The session ‘Cutting Edge in Cardiovascular Science’ had presenters covering diverse strategies in dealing with cardiovascular therapy, ranging from computational screening to identifying small molecule compounds, to decoding neurovascular networks and the gut microbiome. Dr. Stanley Hazen from Cleveland Clinic presented his work on understanding the microbes in the gut and their role in driving cardiovascular diseases. Dr. Hazen explained how food like red meat, which are rich in components like phosphatidyl serine, activates the gut microbiome. He described the significance of trimethylamine N-oxide (TMAO) pathway in liver and its association with HF, stroke and cardiovascular diseases. He also strategized the use of enzyme in TMAO pathway as targets of small molecule inhibitors.

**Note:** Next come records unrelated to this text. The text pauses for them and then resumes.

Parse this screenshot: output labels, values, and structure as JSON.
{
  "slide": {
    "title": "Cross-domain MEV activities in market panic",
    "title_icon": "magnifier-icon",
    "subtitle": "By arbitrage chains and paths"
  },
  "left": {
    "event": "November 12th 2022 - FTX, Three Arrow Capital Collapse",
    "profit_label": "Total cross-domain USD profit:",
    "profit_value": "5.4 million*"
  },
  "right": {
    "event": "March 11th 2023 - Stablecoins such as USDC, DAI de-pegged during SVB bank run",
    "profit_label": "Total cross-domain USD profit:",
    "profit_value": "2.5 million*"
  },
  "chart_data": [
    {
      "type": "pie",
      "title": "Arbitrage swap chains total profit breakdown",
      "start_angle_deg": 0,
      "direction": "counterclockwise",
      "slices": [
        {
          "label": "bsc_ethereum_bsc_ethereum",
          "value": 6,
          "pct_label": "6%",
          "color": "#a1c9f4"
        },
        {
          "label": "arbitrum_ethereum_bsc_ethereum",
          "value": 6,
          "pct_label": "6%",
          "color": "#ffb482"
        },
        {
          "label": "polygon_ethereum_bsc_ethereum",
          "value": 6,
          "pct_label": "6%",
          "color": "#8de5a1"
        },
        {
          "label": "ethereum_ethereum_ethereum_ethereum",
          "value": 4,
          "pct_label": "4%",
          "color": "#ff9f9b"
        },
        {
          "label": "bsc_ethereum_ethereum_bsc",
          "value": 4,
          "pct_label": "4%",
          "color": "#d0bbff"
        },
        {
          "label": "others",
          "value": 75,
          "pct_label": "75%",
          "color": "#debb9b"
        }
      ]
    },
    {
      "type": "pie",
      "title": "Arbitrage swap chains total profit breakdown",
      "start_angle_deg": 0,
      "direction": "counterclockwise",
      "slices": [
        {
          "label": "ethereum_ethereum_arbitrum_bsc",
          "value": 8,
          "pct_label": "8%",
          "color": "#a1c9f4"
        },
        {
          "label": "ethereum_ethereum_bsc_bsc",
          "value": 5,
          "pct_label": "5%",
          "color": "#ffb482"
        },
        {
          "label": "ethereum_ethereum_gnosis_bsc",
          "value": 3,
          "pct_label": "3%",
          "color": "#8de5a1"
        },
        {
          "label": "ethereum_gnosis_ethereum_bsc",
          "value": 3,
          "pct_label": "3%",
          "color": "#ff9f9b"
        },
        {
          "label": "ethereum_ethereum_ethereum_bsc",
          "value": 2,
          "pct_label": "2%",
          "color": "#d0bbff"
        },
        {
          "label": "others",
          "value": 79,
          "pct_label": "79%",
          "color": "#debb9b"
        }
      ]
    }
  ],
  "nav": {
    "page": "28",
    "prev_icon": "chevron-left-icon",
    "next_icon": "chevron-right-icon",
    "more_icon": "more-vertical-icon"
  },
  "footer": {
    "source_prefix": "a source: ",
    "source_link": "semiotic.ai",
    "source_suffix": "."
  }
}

Dr. Joseph Loscalzo, Brigham and Women’s Hospital, explained how repurposing drugs and finding drug targets computationally could help precision medicine vastly. He also offered his expertise and tools as open access to AHA members. Finally, Dr. Costantino Iadecola, Cornell, elaborated on the heart-brain connectome. He brought attention to the fact that dementia, known to cause hardening of arteries, led to Alzheimer’s, but we all forgot about the vascular complications of this. He bridged this connection between neurovascular dysfunction and cognitive impairment and went on to explain his research on the intake of high salt in diet caused dementia in mice models. To learn of such versatile range of topics in a session was illuminating, to say the least!

Researchers must spend time thinking about applications of their current projects beyond their own niche – this is the only way we can widen our horizons with existing tools.